" from the hell of having her life ruled by blind chance."
What a chilling thought. Hard for us to even imagine what women went through then? Forced to have sex, forced to get pregnant, forced to wear out and die in the drudgery of mere existence. No reproductive choice. Prevented by men, other brainwashed Christian women, and the politicians...to submit to whatever was done to her--and then to watch as her kids died from starvation, disease, and violence? How lucky we are today, that brave humanitarians went to jail over and over again so that ordinary people could live like human beings with high heads and a straight back.
What a wonderful nurse--what a wonderful human being--Margaret Sanger was! A TRUE HERO to humanity.
"It is doubtless hard for young people who read about birth control in magazines and newspapers, who hear it discussed from lecture platforms and pulpits, to realize the bigotry which blocked the movement in its early days. The first birth control clinic in America, which I opened in the crowded slums of Brooklyn twenty-one years ago, was closed by the police as a “public nuisance,” and I and my co-workers were arrested. As the patrol wagon carried us away to the police station, one young women, who had come too late to get advice, ran after us crying and sobbing: “Save me, save me, come back and save me.”

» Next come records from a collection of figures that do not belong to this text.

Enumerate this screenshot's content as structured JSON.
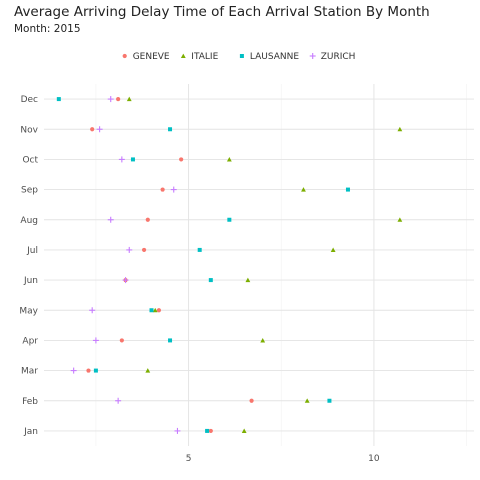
{
  "title": "Average Arriving Delay Time of Each Arrival Station By Month",
  "subtitle": "Month: 2015",
  "chart_data": {
    "type": "scatter",
    "categories": [
      "Jan",
      "Feb",
      "Mar",
      "Apr",
      "May",
      "Jun",
      "Jul",
      "Aug",
      "Sep",
      "Oct",
      "Nov",
      "Dec"
    ],
    "xlim": [
      1.1,
      12.7
    ],
    "x_ticks": [
      5,
      10
    ],
    "grid": true,
    "legend_position": "top",
    "series": [
      {
        "name": "GENEVE",
        "color": "#F8766D",
        "marker": "circle",
        "values": [
          5.6,
          6.7,
          2.3,
          3.2,
          4.2,
          3.3,
          3.8,
          3.9,
          4.3,
          4.8,
          2.4,
          3.1
        ]
      },
      {
        "name": "ITALIE",
        "color": "#7CAE00",
        "marker": "triangle",
        "values": [
          6.5,
          8.2,
          3.9,
          7.0,
          4.1,
          6.6,
          8.9,
          10.7,
          8.1,
          6.1,
          10.7,
          3.4
        ]
      },
      {
        "name": "LAUSANNE",
        "color": "#00BFC4",
        "marker": "square",
        "values": [
          5.5,
          8.8,
          2.5,
          4.5,
          4.0,
          5.6,
          5.3,
          6.1,
          9.3,
          3.5,
          4.5,
          1.5
        ]
      },
      {
        "name": "ZURICH",
        "color": "#C77CFF",
        "marker": "plus",
        "values": [
          4.7,
          3.1,
          1.9,
          2.5,
          2.4,
          3.3,
          3.4,
          2.9,
          4.6,
          3.2,
          2.6,
          2.9
        ]
      }
    ]
  }
}
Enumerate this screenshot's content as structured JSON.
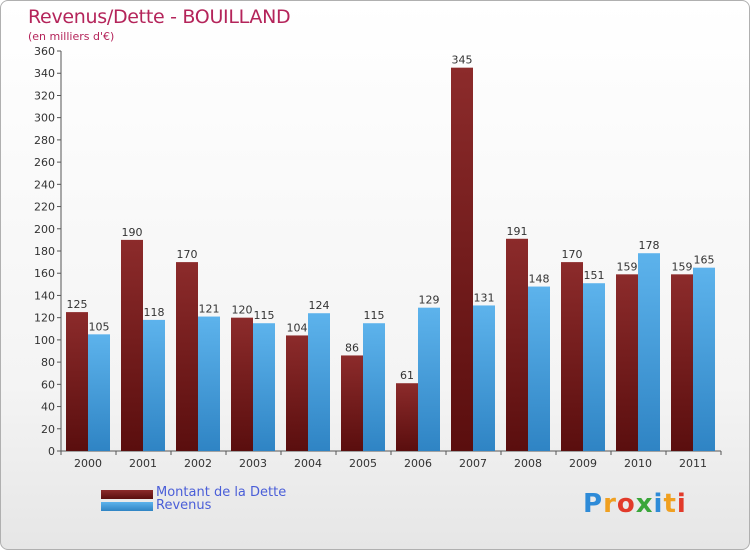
{
  "chart_data": {
    "type": "bar",
    "title": "Revenus/Dette - BOUILLAND",
    "subtitle": "(en milliers d'€)",
    "categories": [
      "2000",
      "2001",
      "2002",
      "2003",
      "2004",
      "2005",
      "2006",
      "2007",
      "2008",
      "2009",
      "2010",
      "2011"
    ],
    "series": [
      {
        "name": "Montant de la Dette",
        "color": "#7a1f1f",
        "values": [
          125,
          190,
          170,
          120,
          104,
          86,
          61,
          345,
          191,
          170,
          159,
          159
        ]
      },
      {
        "name": "Revenus",
        "color": "#4aa3e0",
        "values": [
          105,
          118,
          121,
          115,
          124,
          115,
          129,
          131,
          148,
          151,
          178,
          165
        ]
      }
    ],
    "ylim": [
      0,
      360
    ],
    "ytick_step": 20,
    "grid": false,
    "legend_position": "bottom-left"
  },
  "logo": {
    "letters": [
      "P",
      "r",
      "o",
      "x",
      "i",
      "t",
      "i"
    ],
    "colors": [
      "#2e8bd8",
      "#f0a020",
      "#e23a2a",
      "#3aa63a",
      "#2e8bd8",
      "#f0a020",
      "#e23a2a"
    ]
  }
}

She wanted to be saved from the fear of unwanted pregnancies, from the torture and black despair of bringing into the world children which she could not feed or care for, from the hell of having her life ruled by blind chance.
"Young people today can plan their lives. They can decide when and how often to undertake parenthood. Modern methods of birth control permit them to consciously plan their future. No longer need they start out on their honeymoon, outwardly rejoicing, but inwardly filled with fear of the unknown."